Longtemps associées aux grandes occasions, aux cérémonies ou aux passages obligés chez le fleuriste, les fleurs coupées ont progressivement investi le quotidien. Désormais présentes dans les supermarchés, les pharmacies ou même les stations-service, elles s’imposent comme un produit de consommation courante. Derrière cette banalisation apparente se cache une évolution plus profonde des usages, que met en lumière une vaste étude menée par des chercheurs de l’Université de Géorgie. En croisant horticulture et économie agricole, cette recherche s’est attachée à comprendre non seulement ce que les consommateurs achètent, mais aussi leurs motivations, leurs habitudes et les effets ressentis. L’enquête, menée à l’échelle nationale auprès de plus de 8 500 personnes, montre qu’il n’existe pas de profil unique d’acheteur de fleurs. Les comportements sont au contraire extrêmement variés.
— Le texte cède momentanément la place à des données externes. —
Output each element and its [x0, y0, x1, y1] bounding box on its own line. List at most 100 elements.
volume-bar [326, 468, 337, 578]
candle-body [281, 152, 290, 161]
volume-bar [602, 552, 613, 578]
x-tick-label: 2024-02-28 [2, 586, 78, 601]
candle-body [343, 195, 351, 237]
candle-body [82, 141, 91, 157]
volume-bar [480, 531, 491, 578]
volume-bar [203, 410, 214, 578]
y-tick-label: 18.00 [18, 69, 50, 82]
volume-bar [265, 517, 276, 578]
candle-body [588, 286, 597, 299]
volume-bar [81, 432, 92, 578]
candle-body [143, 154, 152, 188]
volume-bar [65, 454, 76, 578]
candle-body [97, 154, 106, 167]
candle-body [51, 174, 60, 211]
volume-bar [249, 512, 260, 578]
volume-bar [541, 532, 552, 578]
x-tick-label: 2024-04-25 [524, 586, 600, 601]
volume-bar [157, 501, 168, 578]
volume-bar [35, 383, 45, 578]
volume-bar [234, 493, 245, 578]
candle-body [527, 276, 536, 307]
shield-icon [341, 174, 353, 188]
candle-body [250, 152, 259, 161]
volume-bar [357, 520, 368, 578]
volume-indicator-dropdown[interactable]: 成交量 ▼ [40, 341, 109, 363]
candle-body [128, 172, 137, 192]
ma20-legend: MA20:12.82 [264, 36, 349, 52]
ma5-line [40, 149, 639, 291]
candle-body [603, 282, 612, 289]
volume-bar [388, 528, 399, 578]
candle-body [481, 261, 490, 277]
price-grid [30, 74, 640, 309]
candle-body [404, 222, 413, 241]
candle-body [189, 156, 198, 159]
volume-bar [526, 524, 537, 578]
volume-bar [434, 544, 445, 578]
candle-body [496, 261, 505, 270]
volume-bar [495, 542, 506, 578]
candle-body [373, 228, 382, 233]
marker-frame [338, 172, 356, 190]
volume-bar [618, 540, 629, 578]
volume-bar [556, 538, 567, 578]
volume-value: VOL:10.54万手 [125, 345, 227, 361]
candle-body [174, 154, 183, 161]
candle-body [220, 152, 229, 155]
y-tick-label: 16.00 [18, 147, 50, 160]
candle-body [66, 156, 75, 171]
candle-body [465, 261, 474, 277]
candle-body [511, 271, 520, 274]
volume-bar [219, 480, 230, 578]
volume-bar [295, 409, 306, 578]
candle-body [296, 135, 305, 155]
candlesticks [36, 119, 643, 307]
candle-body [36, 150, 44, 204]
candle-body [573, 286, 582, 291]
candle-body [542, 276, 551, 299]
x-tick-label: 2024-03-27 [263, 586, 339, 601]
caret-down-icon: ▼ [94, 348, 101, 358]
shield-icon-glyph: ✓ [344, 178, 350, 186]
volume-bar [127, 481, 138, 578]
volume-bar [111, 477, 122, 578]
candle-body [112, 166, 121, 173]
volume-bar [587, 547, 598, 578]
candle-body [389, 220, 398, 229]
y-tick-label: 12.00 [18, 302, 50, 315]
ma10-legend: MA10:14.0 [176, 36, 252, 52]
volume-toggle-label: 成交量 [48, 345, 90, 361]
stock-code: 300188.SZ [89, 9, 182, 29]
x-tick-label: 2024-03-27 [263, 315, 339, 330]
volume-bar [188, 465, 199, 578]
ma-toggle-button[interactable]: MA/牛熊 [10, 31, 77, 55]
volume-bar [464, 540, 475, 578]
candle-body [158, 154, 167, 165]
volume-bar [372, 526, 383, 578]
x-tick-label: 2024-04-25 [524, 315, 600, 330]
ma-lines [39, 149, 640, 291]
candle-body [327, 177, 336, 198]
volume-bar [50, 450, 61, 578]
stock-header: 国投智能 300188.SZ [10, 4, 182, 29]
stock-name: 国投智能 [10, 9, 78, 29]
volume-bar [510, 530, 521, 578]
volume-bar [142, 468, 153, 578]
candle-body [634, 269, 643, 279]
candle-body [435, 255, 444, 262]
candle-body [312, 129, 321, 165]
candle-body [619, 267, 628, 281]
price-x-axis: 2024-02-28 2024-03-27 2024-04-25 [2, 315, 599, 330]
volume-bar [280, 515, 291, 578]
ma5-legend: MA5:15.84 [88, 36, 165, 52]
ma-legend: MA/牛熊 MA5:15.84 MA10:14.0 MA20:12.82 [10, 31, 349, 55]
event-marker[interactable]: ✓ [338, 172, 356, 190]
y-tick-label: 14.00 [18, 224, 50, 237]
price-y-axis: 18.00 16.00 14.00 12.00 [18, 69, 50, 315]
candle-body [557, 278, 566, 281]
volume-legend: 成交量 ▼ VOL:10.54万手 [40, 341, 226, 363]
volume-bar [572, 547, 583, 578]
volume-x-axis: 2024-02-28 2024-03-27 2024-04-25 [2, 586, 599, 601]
Des consommateurs multiples, loin des clichés
Grâce à une analyse de regroupement, les chercheurs ont identifié treize catégories distinctes d’acheteurs. Certaines correspondent à des usages bien identifiés, comme les achats concentrés autour de la Saint-Valentin, majoritairement effectués par des hommes et centrés sur les roses. D’autres profils regroupent des consommateurs qui n’achètent des fleurs que pour offrir à l’occasion d’anniversaires ou de célébrations précises. À l’inverse, un segment important concerne des personnes qui achètent exclusivement pour leur propre usage, sans intention de cadeau. Un dernier groupe, qualifié de « tout-en-un » par les chercheurs, rassemble les consommateurs les plus réguliers et les plus dépensiers, achetant des fleurs pour toutes sortes d’occasions. Cette diversité souligne que l’achat de fleurs ne relève plus d’un comportement marginal ou ritualisé, mais s’inscrit dans une palette de pratiques beaucoup plus large. Les mots spontanément associés aux fleurs par les personnes interrogées reflètent cette ambivalence. Si les notions de beauté, de parfum et de plaisir reviennent fréquemment, certaines perceptions négatives persistent, évoquant le caractère coûteux ou éphémère du produit. Malgré cela, les bénéfices ressentis dominent largement.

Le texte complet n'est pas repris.